Tsao also was awarded a $2.5 million NIH grant in May. “Predictive Biomarkers for Disease Activity and Organ Damage in Patients with Lupus” is a longitudinal biomarker study she is conducting along with Jim Oates, M.D., associate director of the Division of Rheumatology, and colleagues at The Ohio State University. The study poses three main questions: Is there a biomarker that would alert doctors that a patient is about to experience a flare-up so doctors could block it from even happening? Is there a way to predict which patients will respond to certain drugs? If so, “then you can give the right drug to the right patient,” Tsao said. And lastly, is there a way to tally a personal risk factor of end-stage renal disease for each patient?
There are about 100 loci, or fixed positions within the chromosome, identified with lupus. Tsao wants to know whether researchers can score the genetic risk factors, along with other risk factors for kidney disease, to identify those patients most at risk of end-stage renal failure. All drugs have side effects, but doctors can better justify more aggressive treatment if they know the drugs are going to patients with the propensity to develop renal damage, she said.
This kind of longitudinal study hasn’t been done before, she said.
The Lupus Research Alliance is funding a third study with a $600,000 grant. In this study, Tsao is building on earlier work that showed a certain gene variant that frequently linked to lupus appeared more often in Asians. Now, they’re genetically modifying mice to give them this gene variant and see if, when exposed to environmental stressors, the mice develop lupus.
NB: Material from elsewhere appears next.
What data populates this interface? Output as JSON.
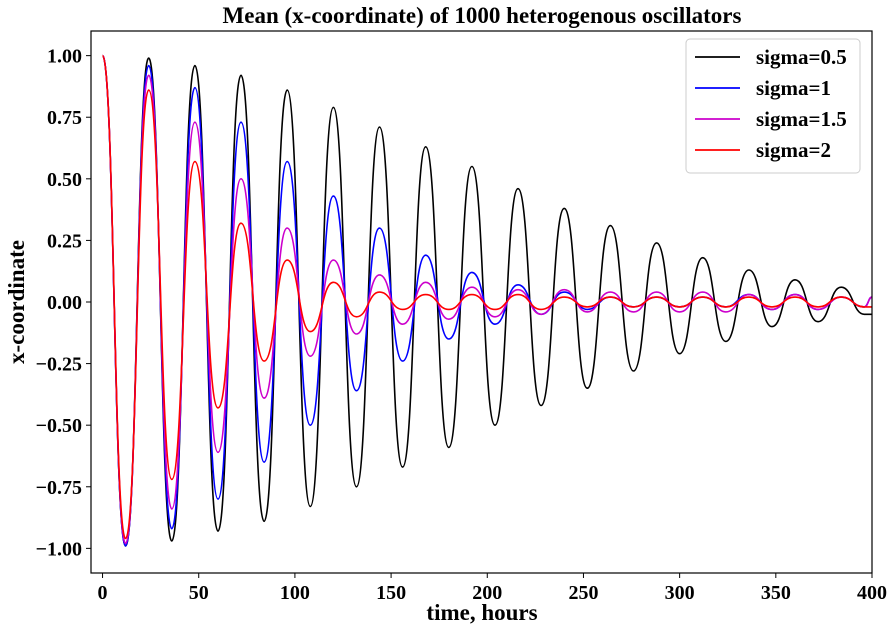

The research also has the possibility of helping people with other diseases. Tsao said the genes they’ve found might affect other autoimmune diseases like rheumatoid arthritis or Sjỏgren’s syndrome . The question for researchers is whether the same mechanism turns on the gene in each disease or if each disease has a different mechanism.
There’s no shortage of intriguing questions being asked in Tsao’s lab.
“It’s easy to ask. It takes a long time to answer,” she said.
For those who like to investigate answers to such questions, Tsao added that currently she is looking for postdoctoral researchers.
The transancestral fine mapping grant is NIH project No. 1R01AR071410-01A1 and the biomarker study is NIH project No. 1R01AR071947-01A1.